Sunday afternoon, I went to see Akbar Ganji speak. Ganji, a well know Iranian journalist and dissident, was in Edmonton to deliver the closing keynote address at Towards ‘the Dignity of Difference’ conference being held at the University of Alberta.
In his youth, Ganji supported the Islamic revolution, later serving in the Revolutionary Guards Corps. He eventually became disenchanted with the regime, turning to journalism. He came to prominence investigating the murder of dissident authors in Iran. He was eventually jailed by the regime, and gained worldwide attention for his 80 day hunger strike in 2005, while in prison. He was released the following year and now lives abroad.
Speaking in Farsi (with a translation delivering his remarks in English), Ganji delivered a talk titled “Iran and the West: Confrontation or Dialogue?”. Conference organizers handed out a supporting paper, which I have loaded here. Ganji remarked earlier on that he was deviating some from the advertised topic, and focused more on the situation in Iran, and the history since the revolution 30 years ago.
Regarding dialogue between Iran and the west, he outlined some problems (such as the Green Revolution’s view of the government as illegitemate), but argued for engagement from the west regardless. He made an excellent point, noting that isolation of countries such as Cuba and North Korea hasn’t brought about change, contrasting this with the approach of the European Community with Turkey. By bringing Turkey into the fold, they can exert pressure and demand higher standards in terms of human rights, for example.
Ganji then continued to make a well thought out argument for a secular government in Iran. 30 years ago, Iran lacked the pre-conditions for a successful transition to democracy; he believes they exist now. He also believes in opening up Iran to foreign investment; he pointed out how China opened their economic borders 30 years ago and have led the world in economic growth since.

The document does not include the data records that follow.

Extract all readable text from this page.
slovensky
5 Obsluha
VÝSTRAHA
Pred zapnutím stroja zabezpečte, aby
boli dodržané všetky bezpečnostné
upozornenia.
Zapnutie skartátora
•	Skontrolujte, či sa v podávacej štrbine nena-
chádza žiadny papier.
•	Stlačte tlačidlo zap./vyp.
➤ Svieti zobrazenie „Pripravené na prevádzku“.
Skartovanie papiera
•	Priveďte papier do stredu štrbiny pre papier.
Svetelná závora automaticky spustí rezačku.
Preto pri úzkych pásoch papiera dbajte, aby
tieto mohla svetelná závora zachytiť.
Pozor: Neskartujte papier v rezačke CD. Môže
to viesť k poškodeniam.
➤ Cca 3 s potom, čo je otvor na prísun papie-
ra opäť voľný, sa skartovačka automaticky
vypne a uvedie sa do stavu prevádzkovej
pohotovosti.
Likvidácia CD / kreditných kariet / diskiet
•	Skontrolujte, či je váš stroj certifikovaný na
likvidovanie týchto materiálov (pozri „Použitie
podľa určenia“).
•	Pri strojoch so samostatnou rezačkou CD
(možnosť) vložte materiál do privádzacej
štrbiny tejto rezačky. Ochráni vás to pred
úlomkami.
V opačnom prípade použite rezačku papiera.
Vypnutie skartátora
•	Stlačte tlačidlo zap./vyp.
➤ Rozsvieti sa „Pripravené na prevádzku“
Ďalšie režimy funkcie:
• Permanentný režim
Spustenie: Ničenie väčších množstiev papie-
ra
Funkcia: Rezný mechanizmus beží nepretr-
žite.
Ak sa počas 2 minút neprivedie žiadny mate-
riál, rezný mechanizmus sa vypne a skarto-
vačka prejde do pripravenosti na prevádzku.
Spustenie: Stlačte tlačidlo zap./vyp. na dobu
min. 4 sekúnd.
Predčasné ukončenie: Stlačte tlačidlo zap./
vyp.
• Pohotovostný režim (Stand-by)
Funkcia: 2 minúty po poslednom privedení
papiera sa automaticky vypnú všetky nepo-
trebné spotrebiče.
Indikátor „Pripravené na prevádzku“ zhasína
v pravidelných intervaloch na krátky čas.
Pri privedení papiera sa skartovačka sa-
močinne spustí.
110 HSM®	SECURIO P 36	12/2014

In essence, he is arguing for a true liberal-democratic state. Secular, with free elections and the respect of human rights as a foundation. He issued critiques of governments in the middle east and the west, arguing that the fundamentalists in Iran, Israel, and the United States (until this year), in effect, kept each other in business. His claim that you can’t have dialogue between fundamentalists prompted the professor sitting behind me to audibly utter “bullshit” to his two colleagues beside him.
While most of his arguments on Iran were standard fare from academics, he made some salient points. He reminded us that the problems in the Middle East cannot be solved in isolation. What happens in Gaza affects the situation in Iran, and vice-versa. He argued for the value of social networks, which he sees happening in Iran. Without a trace of irony, given the location, he argued against filtering these social networks through a single political party, since that would be detrimental to the political culture. His most poignant criticism came at the end, when he criticized groups like Hamas and Hezbollah for winning an election, then changing the rules so future elections wouldn’t be competitive. In his words, “democracy has an expiry date”. You must be able to go to the polls and have confident that your vote will count and the government may change.
I would have enjoyed this talk much more had Ganji focused on his personal story, particularly his journalistic efforts and his time in jail. Most of the talk consisted of standard points and arguments on Iran. If there’s a takeaway from that end of his talk, it’s a re-emphasis of the value of dialogue, and of understanding the culture you’re trying to interact with and understand. I just wish Ganji had gone more in depth with that, and told us more of his story. That would have helped us understand Iran more than his general arguments did.